The diverse but predominantly white crowd made their way across town, singing and chanting for peace and equality.
“I’m marching because racism is heavy in our area,” said Ken Davis, a white resident of Lexington.
His wife, Laura Davis, who is black, said, “It needs to end. I mean, we’re all the same.”
While the group marched, a substantial but smaller group of Confederacy enthusiasts gathered on the northwest edge of town outside a gun shop. Bagpipes played, and the crowd roared. They raised a giant battle flag, and announced it was the 25th they had hoisted on private property in response to the removal of battle flags from government buildings in recent years.
Afterward, they reconvened at the Stonewall Jackson Memorial Cemetery in Lexington.

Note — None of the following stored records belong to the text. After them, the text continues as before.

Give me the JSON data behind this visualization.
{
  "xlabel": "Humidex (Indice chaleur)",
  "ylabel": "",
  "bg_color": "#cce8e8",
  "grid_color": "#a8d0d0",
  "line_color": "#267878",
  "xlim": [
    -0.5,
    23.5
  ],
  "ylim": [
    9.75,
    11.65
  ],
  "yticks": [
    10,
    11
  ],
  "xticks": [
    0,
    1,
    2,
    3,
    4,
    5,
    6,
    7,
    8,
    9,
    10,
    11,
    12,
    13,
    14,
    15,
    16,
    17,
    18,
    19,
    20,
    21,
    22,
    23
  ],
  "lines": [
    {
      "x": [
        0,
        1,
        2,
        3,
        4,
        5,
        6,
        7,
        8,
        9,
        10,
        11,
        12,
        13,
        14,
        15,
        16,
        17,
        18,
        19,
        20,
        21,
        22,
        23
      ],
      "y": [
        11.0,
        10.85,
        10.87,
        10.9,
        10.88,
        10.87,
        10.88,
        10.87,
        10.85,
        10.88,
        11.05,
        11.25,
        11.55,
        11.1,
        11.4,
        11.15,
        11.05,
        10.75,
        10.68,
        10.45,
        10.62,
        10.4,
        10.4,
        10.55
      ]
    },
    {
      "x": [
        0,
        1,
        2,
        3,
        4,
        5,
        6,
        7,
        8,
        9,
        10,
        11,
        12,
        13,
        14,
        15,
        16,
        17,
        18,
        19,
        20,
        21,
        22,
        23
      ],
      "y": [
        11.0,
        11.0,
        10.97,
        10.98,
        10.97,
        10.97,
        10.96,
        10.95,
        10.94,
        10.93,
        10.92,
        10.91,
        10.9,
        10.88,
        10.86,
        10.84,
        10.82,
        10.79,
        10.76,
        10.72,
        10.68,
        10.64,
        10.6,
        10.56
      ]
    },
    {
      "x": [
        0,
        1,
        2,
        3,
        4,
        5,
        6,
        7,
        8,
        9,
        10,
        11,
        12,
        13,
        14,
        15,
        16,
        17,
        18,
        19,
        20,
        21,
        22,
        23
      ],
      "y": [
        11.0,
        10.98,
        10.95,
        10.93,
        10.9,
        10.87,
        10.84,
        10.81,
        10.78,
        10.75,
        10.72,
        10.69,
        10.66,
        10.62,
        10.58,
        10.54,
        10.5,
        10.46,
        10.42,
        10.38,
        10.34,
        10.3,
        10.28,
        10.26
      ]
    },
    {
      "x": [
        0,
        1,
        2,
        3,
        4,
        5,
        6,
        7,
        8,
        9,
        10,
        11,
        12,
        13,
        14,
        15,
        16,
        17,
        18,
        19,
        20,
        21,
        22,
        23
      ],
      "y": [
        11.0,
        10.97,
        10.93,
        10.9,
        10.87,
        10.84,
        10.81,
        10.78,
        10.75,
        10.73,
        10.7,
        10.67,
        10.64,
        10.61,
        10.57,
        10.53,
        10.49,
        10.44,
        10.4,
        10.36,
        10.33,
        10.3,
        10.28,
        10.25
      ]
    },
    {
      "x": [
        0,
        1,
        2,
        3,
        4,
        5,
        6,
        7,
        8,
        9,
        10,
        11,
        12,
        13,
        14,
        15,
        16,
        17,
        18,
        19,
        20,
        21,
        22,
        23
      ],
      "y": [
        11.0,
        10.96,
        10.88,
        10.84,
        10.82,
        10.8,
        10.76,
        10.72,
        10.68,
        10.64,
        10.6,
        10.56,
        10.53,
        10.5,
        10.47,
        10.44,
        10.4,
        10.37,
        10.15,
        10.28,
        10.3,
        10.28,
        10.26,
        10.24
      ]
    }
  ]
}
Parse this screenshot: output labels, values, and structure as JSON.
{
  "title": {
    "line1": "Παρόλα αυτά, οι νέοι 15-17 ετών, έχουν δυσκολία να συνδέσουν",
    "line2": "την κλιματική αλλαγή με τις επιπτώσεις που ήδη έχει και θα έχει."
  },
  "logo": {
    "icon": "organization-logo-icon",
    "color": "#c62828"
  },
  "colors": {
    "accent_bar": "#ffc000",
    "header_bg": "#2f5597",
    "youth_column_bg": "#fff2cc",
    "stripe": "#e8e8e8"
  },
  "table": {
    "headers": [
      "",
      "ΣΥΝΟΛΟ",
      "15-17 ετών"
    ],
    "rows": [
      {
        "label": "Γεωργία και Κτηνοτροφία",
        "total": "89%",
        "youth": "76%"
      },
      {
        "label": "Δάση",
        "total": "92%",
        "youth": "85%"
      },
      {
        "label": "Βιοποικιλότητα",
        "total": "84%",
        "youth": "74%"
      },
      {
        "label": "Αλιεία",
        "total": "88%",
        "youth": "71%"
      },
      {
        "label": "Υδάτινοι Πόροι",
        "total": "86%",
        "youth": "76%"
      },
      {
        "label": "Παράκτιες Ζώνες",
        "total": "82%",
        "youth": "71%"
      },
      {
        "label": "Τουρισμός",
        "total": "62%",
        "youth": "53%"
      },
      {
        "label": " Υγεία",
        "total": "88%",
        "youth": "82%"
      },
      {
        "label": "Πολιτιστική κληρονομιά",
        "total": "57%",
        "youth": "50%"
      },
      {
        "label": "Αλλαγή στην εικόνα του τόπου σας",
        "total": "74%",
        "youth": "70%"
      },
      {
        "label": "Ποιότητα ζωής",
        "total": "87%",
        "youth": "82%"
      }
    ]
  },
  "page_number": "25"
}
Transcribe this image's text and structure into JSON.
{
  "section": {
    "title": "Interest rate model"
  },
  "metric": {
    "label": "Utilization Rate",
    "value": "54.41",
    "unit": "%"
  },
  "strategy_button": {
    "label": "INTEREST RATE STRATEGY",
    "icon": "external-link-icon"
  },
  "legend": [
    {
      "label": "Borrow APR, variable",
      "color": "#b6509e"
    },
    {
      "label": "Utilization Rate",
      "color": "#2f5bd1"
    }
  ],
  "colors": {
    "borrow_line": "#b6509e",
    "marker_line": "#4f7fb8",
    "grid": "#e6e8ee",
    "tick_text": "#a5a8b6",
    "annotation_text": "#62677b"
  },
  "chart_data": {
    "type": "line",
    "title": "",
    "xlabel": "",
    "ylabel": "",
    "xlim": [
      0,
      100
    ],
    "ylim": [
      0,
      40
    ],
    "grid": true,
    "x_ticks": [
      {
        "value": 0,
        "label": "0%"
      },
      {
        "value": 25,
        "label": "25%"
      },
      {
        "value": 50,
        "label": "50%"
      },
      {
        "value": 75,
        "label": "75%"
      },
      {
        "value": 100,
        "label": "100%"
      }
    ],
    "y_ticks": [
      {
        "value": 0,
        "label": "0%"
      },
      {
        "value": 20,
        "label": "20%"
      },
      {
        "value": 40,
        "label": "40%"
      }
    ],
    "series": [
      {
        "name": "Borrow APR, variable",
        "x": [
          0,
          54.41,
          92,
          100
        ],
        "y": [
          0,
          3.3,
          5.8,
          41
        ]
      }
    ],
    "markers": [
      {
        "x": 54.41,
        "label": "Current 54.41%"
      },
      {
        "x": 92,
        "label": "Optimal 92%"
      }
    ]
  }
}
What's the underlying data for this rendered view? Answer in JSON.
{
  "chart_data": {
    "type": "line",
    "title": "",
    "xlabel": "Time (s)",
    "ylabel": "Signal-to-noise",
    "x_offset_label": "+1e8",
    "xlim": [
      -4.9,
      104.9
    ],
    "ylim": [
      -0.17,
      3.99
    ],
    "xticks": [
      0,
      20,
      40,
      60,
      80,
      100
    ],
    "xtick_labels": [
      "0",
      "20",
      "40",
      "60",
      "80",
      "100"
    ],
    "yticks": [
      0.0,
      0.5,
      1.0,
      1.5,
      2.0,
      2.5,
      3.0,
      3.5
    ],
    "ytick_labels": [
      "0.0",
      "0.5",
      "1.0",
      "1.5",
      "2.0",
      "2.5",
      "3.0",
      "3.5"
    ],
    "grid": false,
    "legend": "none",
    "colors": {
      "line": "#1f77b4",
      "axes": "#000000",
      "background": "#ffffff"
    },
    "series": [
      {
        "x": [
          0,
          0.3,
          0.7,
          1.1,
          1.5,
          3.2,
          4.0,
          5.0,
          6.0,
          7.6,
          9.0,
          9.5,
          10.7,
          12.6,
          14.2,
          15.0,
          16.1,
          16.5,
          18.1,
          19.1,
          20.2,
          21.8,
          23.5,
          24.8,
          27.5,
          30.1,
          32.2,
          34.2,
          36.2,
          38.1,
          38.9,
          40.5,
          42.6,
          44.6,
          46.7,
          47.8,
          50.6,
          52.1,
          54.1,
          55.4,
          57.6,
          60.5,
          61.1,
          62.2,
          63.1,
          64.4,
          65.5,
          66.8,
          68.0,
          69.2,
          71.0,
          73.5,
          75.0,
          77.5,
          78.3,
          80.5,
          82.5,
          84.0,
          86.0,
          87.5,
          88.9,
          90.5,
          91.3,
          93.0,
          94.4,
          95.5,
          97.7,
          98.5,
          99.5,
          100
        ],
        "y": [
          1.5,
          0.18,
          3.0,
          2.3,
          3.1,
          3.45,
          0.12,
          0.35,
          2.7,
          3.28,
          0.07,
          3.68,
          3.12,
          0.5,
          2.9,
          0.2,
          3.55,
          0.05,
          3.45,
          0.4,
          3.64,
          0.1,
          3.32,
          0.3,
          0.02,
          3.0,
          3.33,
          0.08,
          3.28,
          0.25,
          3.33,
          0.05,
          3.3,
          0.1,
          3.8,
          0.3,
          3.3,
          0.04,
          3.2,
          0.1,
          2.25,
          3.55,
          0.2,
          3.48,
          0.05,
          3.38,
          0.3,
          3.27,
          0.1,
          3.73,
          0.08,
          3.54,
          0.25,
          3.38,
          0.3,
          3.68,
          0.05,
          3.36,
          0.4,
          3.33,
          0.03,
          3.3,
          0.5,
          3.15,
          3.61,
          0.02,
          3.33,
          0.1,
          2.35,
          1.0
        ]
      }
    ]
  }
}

Susan Hathaway, the leader of a group called the Virginia Flaggers, had a message that sounded strikingly similar to one that King paraders had heard from their organizers less than an hour earlier — but one with a different goal.
“We are losing this war on a lot of fronts,” she said. “And folks, if we don’t learn to come alongside of people who might look a little different than us, who might have a different way of doing things, and find ways that we can work together like we did today, we’re not going to get very far.”